As home prices continue to rise, Manage Casa expects demand for rental properties to further increase, particularly in regards to high density apartments. This will lead to an influx of renters entering the market, and encouraging hopeful homeowners to remain in rentable housing.
(b.) Mortgage Rates and Foreclosures
As recorded by Freddie Mac, mortgage rates have seen a sharp increase since December of 2021 and continue to rise steadily. This increase, in response to rising inflation, is expected to continue through 2026.
Analysts from the Economy Forecast Agency (EFA) predict that mortgage rates will reach 9-10% by 2026, up nearly 5% from the current 5.09% national average.
As mortgage rates continue to rise as a response to inflation, Kiplinger’s most recent inflation forecast expects inflation rates to peak at about 9% in the coming months, and then decrease by about 3-4% by the end of next year. Mortgage rates directly impact the number of individuals buying homes.
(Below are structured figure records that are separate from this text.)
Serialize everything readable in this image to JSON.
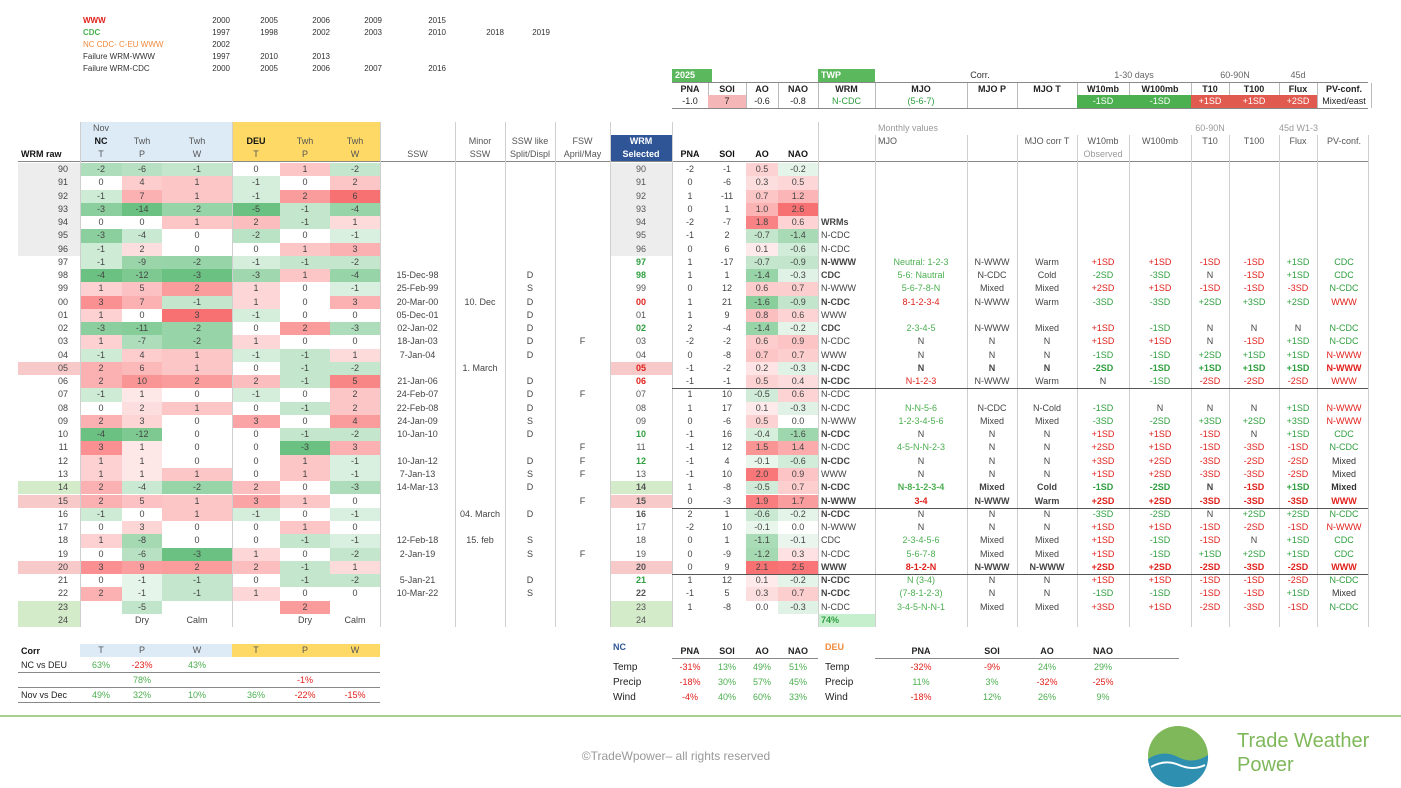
{
  "legend": {
    "rows": [
      {
        "label": "WWW",
        "years": [
          "2000",
          "2005",
          "2006",
          "2009",
          "2015"
        ]
      },
      {
        "label": "CDC",
        "years": [
          "1997",
          "1998",
          "2002",
          "2003",
          "2010",
          "2018",
          "2019"
        ]
      },
      {
        "label": "NC CDC- C-EU WWW",
        "years": [
          "2002"
        ]
      },
      {
        "label": "Failure WRM-WWW",
        "years": [
          "1997",
          "2010",
          "2013"
        ]
      },
      {
        "label": "Failure WRM-CDC",
        "years": [
          "2000",
          "2005",
          "2006",
          "2007",
          "2016"
        ]
      }
    ]
  },
  "forecast": {
    "year": "2025",
    "twp": "TWP",
    "corr": "Corr.",
    "days": "1-30 days",
    "band": "60-90N",
    "flux": "45d",
    "headers": [
      "PNA",
      "SOI",
      "AO",
      "NAO",
      "WRM",
      "MJO",
      "MJO P",
      "MJO T",
      "W10mb",
      "W100mb",
      "T10",
      "T100",
      "Flux",
      "PV-conf."
    ],
    "values": [
      "-1.0",
      "7",
      "-0.6",
      "-0.8",
      "N-CDC",
      "(5-6-7)",
      null,
      null,
      "-1SD",
      "-1SD",
      "+1SD",
      "+1SD",
      "+2SD",
      "Mixed/east"
    ]
  },
  "main": {
    "headers": [
      [
        null,
        "Nov",
        null,
        null,
        null,
        null,
        null,
        null,
        null,
        null,
        null,
        null,
        null,
        null,
        null,
        null,
        null,
        "Monthly values",
        null,
        null,
        null,
        null,
        "60-90N",
        null,
        "45d W1-3",
        null
      ],
      [
        null,
        "NC",
        "Twh",
        "Twh",
        "DEU",
        "Twh",
        "Twh",
        null,
        "Minor",
        "SSW like",
        "FSW",
        "WRM",
        null,
        null,
        null,
        null,
        null,
        "MJO",
        null,
        "MJO corr T",
        "W10mb",
        "W100mb",
        "T10",
        "T100",
        "Flux",
        "PV-conf."
      ],
      [
        "WRM raw",
        "T",
        "P",
        "W",
        "T",
        "P",
        "W",
        "SSW",
        "SSW",
        "Split/Displ",
        "April/May",
        "Selected",
        "PNA",
        "SOI",
        "AO",
        "NAO",
        null,
        null,
        null,
        null,
        "Observed",
        null,
        null,
        null,
        null,
        null
      ]
    ],
    "rows": [
      [
        "90",
        "-2",
        "-6",
        "-1",
        "0",
        "1",
        "-2",
        null,
        null,
        null,
        null,
        "90",
        "-2",
        "-1",
        "0.5",
        "-0.2",
        null,
        null,
        null,
        null,
        null,
        null,
        null,
        null,
        null,
        null
      ],
      [
        "91",
        "0",
        "4",
        "1",
        "-1",
        "0",
        "2",
        null,
        null,
        null,
        null,
        "91",
        "0",
        "-6",
        "0.3",
        "0.5",
        null,
        null,
        null,
        null,
        null,
        null,
        null,
        null,
        null,
        null
      ],
      [
        "92",
        "-1",
        "7",
        "1",
        "-1",
        "2",
        "6",
        null,
        null,
        null,
        null,
        "92",
        "1",
        "-11",
        "0.7",
        "1.2",
        null,
        null,
        null,
        null,
        null,
        null,
        null,
        null,
        null,
        null
      ],
      [
        "93",
        "-3",
        "-14",
        "-2",
        "-5",
        "-1",
        "-4",
        null,
        null,
        null,
        null,
        "93",
        "0",
        "1",
        "1.0",
        "2.6",
        null,
        null,
        null,
        null,
        null,
        null,
        null,
        null,
        null,
        null
      ],
      [
        "94",
        "0",
        "0",
        "1",
        "2",
        "-1",
        "1",
        null,
        null,
        null,
        null,
        "94",
        "-2",
        "-7",
        "1.8",
        "0.6",
        "WRMs",
        null,
        null,
        null,
        null,
        null,
        null,
        null,
        null,
        null
      ],
      [
        "95",
        "-3",
        "-4",
        "0",
        "-2",
        "0",
        "-1",
        null,
        null,
        null,
        null,
        "95",
        "-1",
        "2",
        "-0.7",
        "-1.4",
        "N-CDC",
        null,
        null,
        null,
        null,
        null,
        null,
        null,
        null,
        null
      ],
      [
        "96",
        "-1",
        "2",
        "0",
        "0",
        "1",
        "3",
        null,
        null,
        null,
        null,
        "96",
        "0",
        "6",
        "0.1",
        "-0.6",
        "N-CDC",
        null,
        null,
        null,
        null,
        null,
        null,
        null,
        null,
        null
      ],
      [
        "97",
        "-1",
        "-9",
        "-2",
        "-1",
        "-1",
        "-2",
        null,
        null,
        null,
        null,
        "97",
        "1",
        "-17",
        "-0.7",
        "-0.9",
        "N-WWW",
        "Neutral: 1-2-3",
        "N-WWW",
        "Warm",
        "+1SD",
        "+1SD",
        "-1SD",
        "-1SD",
        "+1SD",
        "CDC"
      ],
      [
        "98",
        "-4",
        "-12",
        "-3",
        "-3",
        "1",
        "-4",
        "15-Dec-98",
        null,
        "D",
        null,
        "98",
        "1",
        "1",
        "-1.4",
        "-0.3",
        "CDC",
        "5-6: Nautral",
        "N-CDC",
        "Cold",
        "-2SD",
        "-3SD",
        "N",
        "-1SD",
        "+1SD",
        "CDC"
      ],
      [
        "99",
        "1",
        "5",
        "2",
        "1",
        "0",
        "-1",
        "25-Feb-99",
        null,
        "S",
        null,
        "99",
        "0",
        "12",
        "0.6",
        "0.7",
        "N-WWW",
        "5-6-7-8-N",
        "Mixed",
        "Mixed",
        "+2SD",
        "+1SD",
        "-1SD",
        "-1SD",
        "-3SD",
        "N-CDC"
      ],
      [
        "00",
        "3",
        "7",
        "-1",
        "1",
        "0",
        "3",
        "20-Mar-00",
        "10. Dec",
        "D",
        null,
        "00",
        "1",
        "21",
        "-1.6",
        "-0.9",
        "N-CDC",
        "8-1-2-3-4",
        "N-WWW",
        "Warm",
        "-3SD",
        "-3SD",
        "+2SD",
        "+3SD",
        "+2SD",
        "WWW"
      ],
      [
        "01",
        "1",
        "0",
        "3",
        "-1",
        "0",
        "0",
        "05-Dec-01",
        null,
        "D",
        null,
        "01",
        "1",
        "9",
        "0.8",
        "0.6",
        "WWW",
        null,
        null,
        null,
        null,
        null,
        null,
        null,
        null,
        null
      ],
      [
        "02",
        "-3",
        "-11",
        "-2",
        "0",
        "2",
        "-3",
        "02-Jan-02",
        null,
        "D",
        null,
        "02",
        "2",
        "-4",
        "-1.4",
        "-0.2",
        "CDC",
        "2-3-4-5",
        "N-WWW",
        "Mixed",
        "+1SD",
        "-1SD",
        "N",
        "N",
        "N",
        "N-CDC"
      ],
      [
        "03",
        "1",
        "-7",
        "-2",
        "1",
        "0",
        "0",
        "18-Jan-03",
        null,
        "D",
        "F",
        "03",
        "-2",
        "-2",
        "0.6",
        "0.9",
        "N-CDC",
        "N",
        "N",
        "N",
        "+1SD",
        "+1SD",
        "N",
        "-1SD",
        "+1SD",
        "N-CDC"
      ],
      [
        "04",
        "-1",
        "4",
        "1",
        "-1",
        "-1",
        "1",
        "7-Jan-04",
        null,
        "D",
        null,
        "04",
        "0",
        "-8",
        "0.7",
        "0.7",
        "WWW",
        "N",
        "N",
        "N",
        "-1SD",
        "-1SD",
        "+2SD",
        "+1SD",
        "+1SD",
        "N-WWW"
      ],
      [
        "05",
        "2",
        "6",
        "1",
        "0",
        "-1",
        "-2",
        null,
        "1. March",
        null,
        null,
        "05",
        "-1",
        "-2",
        "0.2",
        "-0.3",
        "N-CDC",
        "N",
        "N",
        "N",
        "-2SD",
        "-1SD",
        "+1SD",
        "+1SD",
        "+1SD",
        "N-WWW"
      ],
      [
        "06",
        "2",
        "10",
        "2",
        "2",
        "-1",
        "5",
        "21-Jan-06",
        null,
        "D",
        null,
        "06",
        "-1",
        "-1",
        "0.5",
        "0.4",
        "N-CDC",
        "N-1-2-3",
        "N-WWW",
        "Warm",
        "N",
        "-1SD",
        "-2SD",
        "-2SD",
        "-2SD",
        "WWW"
      ],
      [
        "07",
        "-1",
        "1",
        "0",
        "-1",
        "0",
        "2",
        "24-Feb-07",
        null,
        "D",
        "F",
        "07",
        "1",
        "10",
        "-0.5",
        "0.6",
        "N-CDC",
        null,
        null,
        null,
        null,
        null,
        null,
        null,
        null,
        null
      ],
      [
        "08",
        "0",
        "2",
        "1",
        "0",
        "-1",
        "2",
        "22-Feb-08",
        null,
        "D",
        null,
        "08",
        "1",
        "17",
        "0.1",
        "-0.3",
        "N-CDC",
        "N-N-5-6",
        "N-CDC",
        "N-Cold",
        "-1SD",
        "N",
        "N",
        "N",
        "+1SD",
        "N-WWW"
      ],
      [
        "09",
        "2",
        "3",
        "0",
        "3",
        "0",
        "4",
        "24-Jan-09",
        null,
        "S",
        null,
        "09",
        "0",
        "-6",
        "0.5",
        "0.0",
        "N-WWW",
        "1-2-3-4-5-6",
        "Mixed",
        "Mixed",
        "-3SD",
        "-2SD",
        "+3SD",
        "+2SD",
        "+3SD",
        "N-WWW"
      ],
      [
        "10",
        "-4",
        "-12",
        "0",
        "0",
        "-1",
        "-2",
        "10-Jan-10",
        null,
        "D",
        null,
        "10",
        "-1",
        "16",
        "-0.4",
        "-1.6",
        "N-CDC",
        "N",
        "N",
        "N",
        "+1SD",
        "+1SD",
        "-1SD",
        "N",
        "+1SD",
        "CDC"
      ],
      [
        "11",
        "3",
        "1",
        "0",
        "0",
        "-3",
        "3",
        null,
        null,
        null,
        "F",
        "11",
        "-1",
        "12",
        "1.5",
        "1.4",
        "N-CDC",
        "4-5-N-N-2-3",
        "N",
        "N",
        "+2SD",
        "+1SD",
        "-1SD",
        "-3SD",
        "-1SD",
        "N-CDC"
      ],
      [
        "12",
        "1",
        "1",
        "0",
        "0",
        "1",
        "-1",
        "10-Jan-12",
        null,
        "D",
        "F",
        "12",
        "-1",
        "4",
        "-0.1",
        "-0.6",
        "N-CDC",
        "N",
        "N",
        "N",
        "+3SD",
        "+2SD",
        "-3SD",
        "-2SD",
        "-2SD",
        "Mixed"
      ],
      [
        "13",
        "1",
        "1",
        "1",
        "0",
        "1",
        "-1",
        "7-Jan-13",
        null,
        "S",
        "F",
        "13",
        "-1",
        "10",
        "2.0",
        "0.9",
        "WWW",
        "N",
        "N",
        "N",
        "+1SD",
        "+2SD",
        "-3SD",
        "-3SD",
        "-2SD",
        "Mixed"
      ],
      [
        "14",
        "2",
        "-4",
        "-2",
        "2",
        "0",
        "-3",
        "14-Mar-13",
        null,
        "D",
        null,
        "14",
        "1",
        "-8",
        "-0.5",
        "0.7",
        "N-CDC",
        "N-8-1-2-3-4",
        "Mixed",
        "Cold",
        "-1SD",
        "-2SD",
        "N",
        "-1SD",
        "+1SD",
        "Mixed"
      ],
      [
        "15",
        "2",
        "5",
        "1",
        "3",
        "1",
        "0",
        null,
        null,
        null,
        "F",
        "15",
        "0",
        "-3",
        "1.9",
        "1.7",
        "N-WWW",
        "3-4",
        "N-WWW",
        "Warm",
        "+2SD",
        "+2SD",
        "-3SD",
        "-3SD",
        "-3SD",
        "WWW"
      ],
      [
        "16",
        "-1",
        "0",
        "1",
        "-1",
        "0",
        "-1",
        null,
        "04. March",
        "D",
        null,
        "16",
        "2",
        "1",
        "-0.6",
        "-0.2",
        "N-CDC",
        "N",
        "N",
        "N",
        "-3SD",
        "-2SD",
        "N",
        "+2SD",
        "+2SD",
        "N-CDC"
      ],
      [
        "17",
        "0",
        "3",
        "0",
        "0",
        "1",
        "0",
        null,
        null,
        null,
        null,
        "17",
        "-2",
        "10",
        "-0.1",
        "0.0",
        "N-WWW",
        "N",
        "N",
        "N",
        "+1SD",
        "+1SD",
        "-1SD",
        "-2SD",
        "-1SD",
        "N-WWW"
      ],
      [
        "18",
        "1",
        "-8",
        "0",
        "0",
        "-1",
        "-1",
        "12-Feb-18",
        "15. feb",
        "S",
        null,
        "18",
        "0",
        "1",
        "-1.1",
        "-0.1",
        "CDC",
        "2-3-4-5-6",
        "Mixed",
        "Mixed",
        "+1SD",
        "-1SD",
        "-1SD",
        "N",
        "+1SD",
        "CDC"
      ],
      [
        "19",
        "0",
        "-6",
        "-3",
        "1",
        "0",
        "-2",
        "2-Jan-19",
        null,
        "S",
        "F",
        "19",
        "0",
        "-9",
        "-1.2",
        "0.3",
        "N-CDC",
        "5-6-7-8",
        "Mixed",
        "Mixed",
        "+1SD",
        "-1SD",
        "+1SD",
        "+2SD",
        "+1SD",
        "CDC"
      ],
      [
        "20",
        "3",
        "9",
        "2",
        "2",
        "-1",
        "1",
        null,
        null,
        null,
        null,
        "20",
        "0",
        "9",
        "2.1",
        "2.5",
        "WWW",
        "8-1-2-N",
        "N-WWW",
        "N-WWW",
        "+2SD",
        "+2SD",
        "-2SD",
        "-3SD",
        "-2SD",
        "WWW"
      ],
      [
        "21",
        "0",
        "-1",
        "-1",
        "0",
        "-1",
        "-2",
        "5-Jan-21",
        null,
        "D",
        null,
        "21",
        "1",
        "12",
        "0.1",
        "-0.2",
        "N-CDC",
        "N (3-4)",
        "N",
        "N",
        "+1SD",
        "+1SD",
        "-1SD",
        "-1SD",
        "-2SD",
        "N-CDC"
      ],
      [
        "22",
        "2",
        "-1",
        "-1",
        "1",
        "0",
        "0",
        "10-Mar-22",
        null,
        "S",
        null,
        "22",
        "-1",
        "5",
        "0.3",
        "0.7",
        "N-CDC",
        "(7-8-1-2-3)",
        "N",
        "N",
        "-1SD",
        "-1SD",
        "-1SD",
        "-1SD",
        "+1SD",
        "Mixed"
      ],
      [
        "23",
        null,
        "-5",
        null,
        null,
        "2",
        null,
        null,
        null,
        null,
        null,
        "23",
        "1",
        "-8",
        "0.0",
        "-0.3",
        "N-CDC",
        "3-4-5-N-N-1",
        "Mixed",
        "Mixed",
        "+3SD",
        "+1SD",
        "-2SD",
        "-3SD",
        "-1SD",
        "N-CDC"
      ],
      [
        "24",
        null,
        "Dry",
        "Calm",
        null,
        "Dry",
        "Calm",
        null,
        null,
        null,
        null,
        "24",
        null,
        null,
        null,
        null,
        "74%",
        null,
        null,
        null,
        null,
        null,
        null,
        null,
        null,
        null
      ]
    ]
  },
  "corr": {
    "title": "Corr",
    "headers": [
      "T",
      "P",
      "W",
      "T",
      "P",
      "W"
    ],
    "rows": [
      {
        "label": "NC vs DEU",
        "values": [
          "63%",
          "-23%",
          "43%",
          null,
          null,
          null
        ]
      },
      {
        "label": null,
        "values": [
          null,
          "78%",
          null,
          null,
          "-1%",
          null
        ]
      },
      {
        "label": "Nov vs Dec",
        "values": [
          "49%",
          "32%",
          "10%",
          "36%",
          "-22%",
          "-15%"
        ]
      }
    ]
  },
  "indices": {
    "headers": [
      "PNA",
      "SOI",
      "AO",
      "NAO"
    ],
    "groups": [
      {
        "name": "NC",
        "rows": [
          {
            "label": "Temp",
            "values": [
              "-31%",
              "13%",
              "49%",
              "51%"
            ]
          },
          {
            "label": "Precip",
            "values": [
              "-18%",
              "30%",
              "57%",
              "45%"
            ]
          },
          {
            "label": "Wind",
            "values": [
              "-4%",
              "40%",
              "60%",
              "33%"
            ]
          }
        ]
      },
      {
        "name": "DEU",
        "rows": [
          {
            "label": "Temp",
            "values": [
              "-32%",
              "-9%",
              "24%",
              "29%"
            ]
          },
          {
            "label": "Precip",
            "values": [
              "11%",
              "3%",
              "-32%",
              "-25%"
            ]
          },
          {
            "label": "Wind",
            "values": [
              "-18%",
              "12%",
              "26%",
              "9%"
            ]
          }
        ]
      }
    ]
  },
  "footer": {
    "copyright": "©TradeWpower– all rights reserved",
    "brand": [
      "Trade Weather",
      "Power"
    ]
  }
}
Analysts disagree on foreclosure levels, although currently low and on a downward trend, foreclosure rates continue to be higher than previous years.
(c.) Home Prices
Home prices are currently unprecedentedly high, and continue to grow. As reported by the St. Louis Federal Reserve, the past 2 years have seen a nearly $100,000 increase in average home prices.
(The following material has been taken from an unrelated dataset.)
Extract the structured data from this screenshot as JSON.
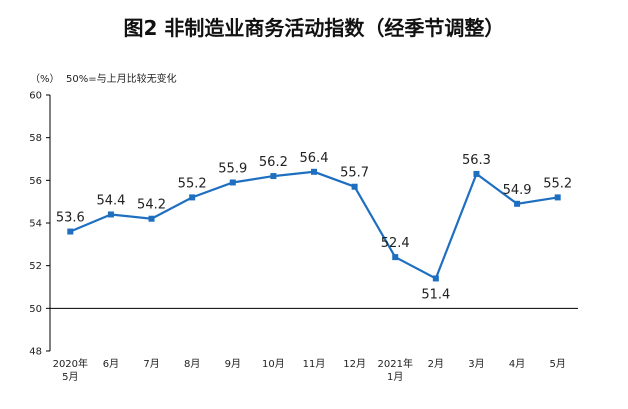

In the long term, however, this trend is not sustainable and is expected to plateau or slow down in the coming months/years. This can be inferred by noting that as home inventory recovers to normal levels, increasing supply will drive down home prices. However, analysts from Redfin report that as home prices continue to rise, despite more homes being listed, many buyers are backing down hoping for price drops.
Additionally, although home price growth is expected to slow down, housing experts from Forbes noted that buyers shouldn’t expect prices to drop anytime soon, and that home prices could very well remain high for several years.